During the troubleshooting process this particular VM was migrated in various ways storage then host, then storage and host in one go,cloned,snapshoted etc etc only once the VM was stable and the RAM replaced the fun with AD then started.
The troubleshooting within VMware had caused a little issue with AD.
Here is the main message (amongst a fair few):
Event Type: Error
Event Source: NTDS General
Event Category: Service Control
Event ID: 2103
Date: 26/01/2010
Time: 20:37:18
User: NT AUTHORITY\ANONYMOUS LOGON
Computer: DCV2
Description:
The Active Directory database has been restored using an unsupported restoration procedure.
Active Directory will be unable to log on users while this condition persists.

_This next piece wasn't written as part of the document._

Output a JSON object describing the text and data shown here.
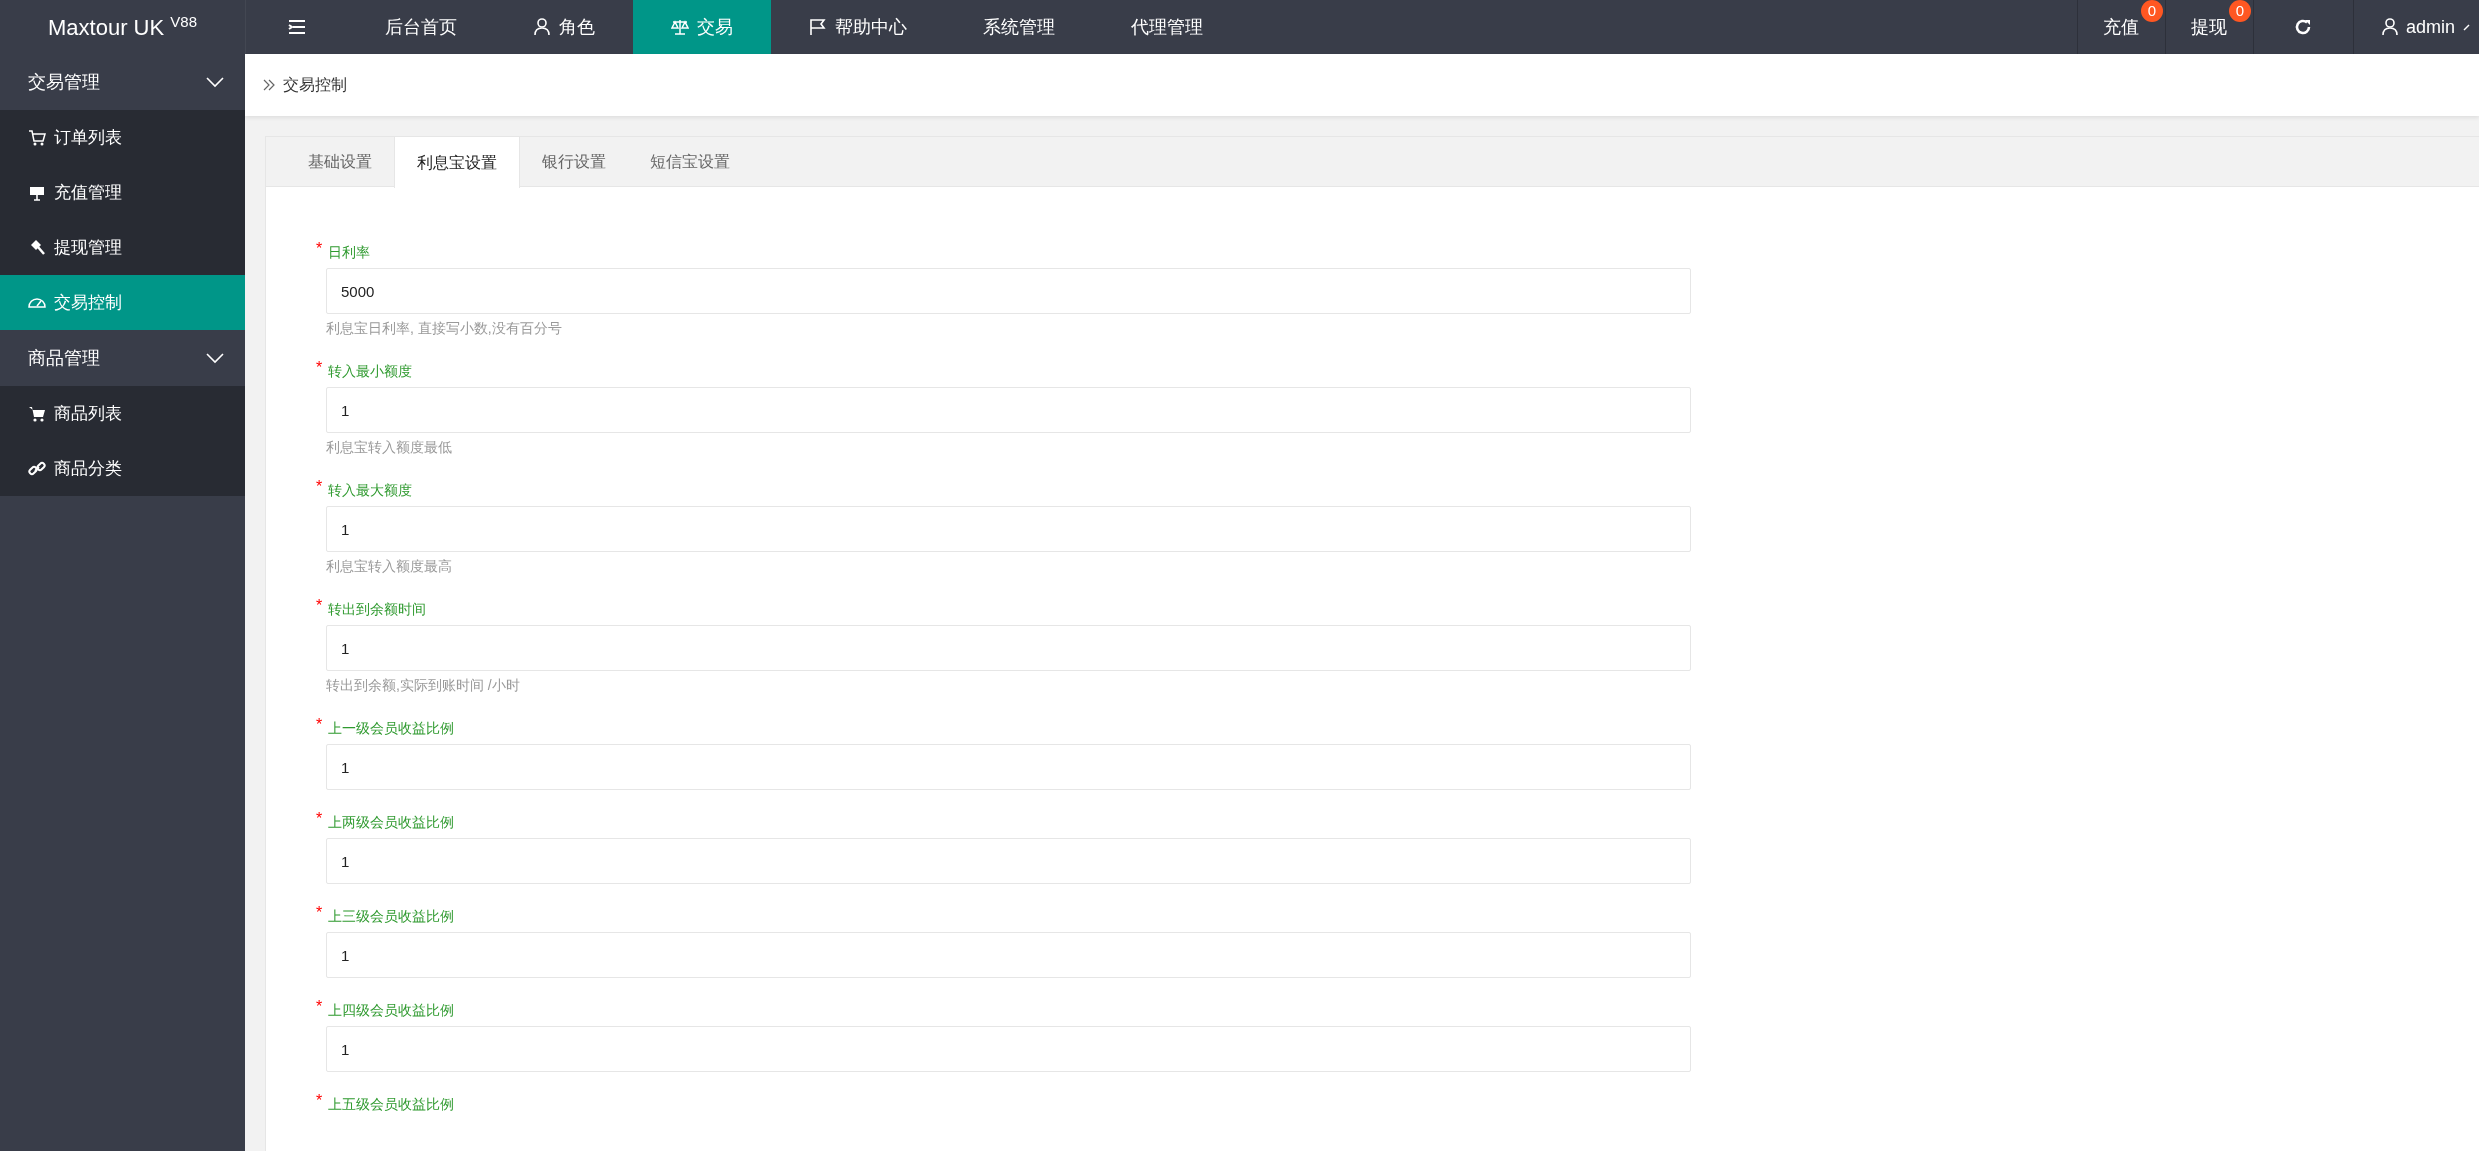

As a result, the Net Logon service has paused.
User Action
See previous event logs for details.
For more information, see Help and Support Center at http://go.microsoft.com/fwlink/events.asp.
And for those that like pictures :)
MS knows this as a "USN rollback condition" and talks about it endlessly here
So what was the fix?
Well the VM did have some FSMOs roles, so after "Seizing the roles" ran this command on the DC I was getting the above eventids on:
repadmin /options DC_Name -disable_inbound_repl -disable_outbound_repl
then ran dcpromo (to demote the controller) rebooted and ran dcpromo again (to promote the controller)and all was back to normal.
Although this issue was not directly related to vmware (could of just as easily happened with SAN snapshots or norton ghost) it is something to look out for when snapshoting/cloning and troubleshooting VM issues where the VM is looking after a tier 2 distributed app.